Personal information
- Full name: John Augustine McAuliffe
- Born: 27 August 1909 Kalgoorlie, Western Australia
- Died: 4 May 1959 (aged 49) Leeton, New South Wales
- Original team: University Blacks (VAFA)

Playing career^{1}
- Years: Club / Games (Goals)
- 1934: Hawthorn / 10 (1)
- ^{1} Playing statistics correct to the end of 1934.

= Jerry McAuliffe =

Australian rules footballer (1909–1959)

John Augustine "Jerry" McAuliffe (27 August 1909 – 4 May 1959) was an Australian rules footballer who played with Hawthorn in the Victorian Football League (VFL).

==Family==

John Augustine McAuliffe was born at Kalgoorlie, Western Australia on 27 August 1909.
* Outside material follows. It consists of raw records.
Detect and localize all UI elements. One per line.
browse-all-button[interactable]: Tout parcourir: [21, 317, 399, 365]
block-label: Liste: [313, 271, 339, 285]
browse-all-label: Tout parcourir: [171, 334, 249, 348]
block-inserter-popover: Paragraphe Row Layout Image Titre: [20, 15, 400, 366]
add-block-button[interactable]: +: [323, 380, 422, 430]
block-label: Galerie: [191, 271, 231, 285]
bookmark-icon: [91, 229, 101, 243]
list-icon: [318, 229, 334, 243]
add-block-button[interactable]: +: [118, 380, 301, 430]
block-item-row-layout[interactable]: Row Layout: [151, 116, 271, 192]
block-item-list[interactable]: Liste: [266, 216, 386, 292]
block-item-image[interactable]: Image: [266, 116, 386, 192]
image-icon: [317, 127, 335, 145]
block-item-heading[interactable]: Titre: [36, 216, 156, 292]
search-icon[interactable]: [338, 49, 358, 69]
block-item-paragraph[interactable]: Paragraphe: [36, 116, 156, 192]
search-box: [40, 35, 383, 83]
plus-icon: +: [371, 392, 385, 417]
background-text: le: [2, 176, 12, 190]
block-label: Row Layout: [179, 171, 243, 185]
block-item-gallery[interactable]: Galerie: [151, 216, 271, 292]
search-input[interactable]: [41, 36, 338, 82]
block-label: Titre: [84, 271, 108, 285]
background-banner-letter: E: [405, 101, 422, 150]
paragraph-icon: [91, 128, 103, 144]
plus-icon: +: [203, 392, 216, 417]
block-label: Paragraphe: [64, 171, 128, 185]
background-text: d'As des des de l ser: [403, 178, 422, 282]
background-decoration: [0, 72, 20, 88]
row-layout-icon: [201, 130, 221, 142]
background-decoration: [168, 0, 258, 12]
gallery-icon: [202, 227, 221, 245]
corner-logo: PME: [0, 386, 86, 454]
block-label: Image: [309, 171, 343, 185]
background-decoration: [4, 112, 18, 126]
He married Ethel Dorothea Edna Dempsey (1909–1968) at St Patrick's Cathedral, Melbourne on 8 January 1938.

==Football==
===University Blacks (MAFA/VAFA)===
In between 1928 and 1933 he played for the University Blacks in the Metropolitan Amateur Football Association (MAFA), later known as the Victorian Amateur Football Association (VAFA), and also a number of times for Melbourne University in its interstate matches with Adelaide University. He was awarded a full blue for football in April 1929.

===Hawthorn (VFL)===
He was cleared to Hawthorn from University Blacks on 16 May 1934.

===Leeton===
McAuliffe coached Leeton Football Club to the 1935 premiership of the Kinloch Cup Competition.

==Dentist==
He graduated Bachelor of Dental Science (B.D.Sc.) from the University of Melbourne on 18 September 1933; and, upon arriving at Leeton, New South Wales, in 1935, "J.A. McAuliffe, L.D.S, B.D.Sc." began to practise as a dentist at Wade Avenue Leeton.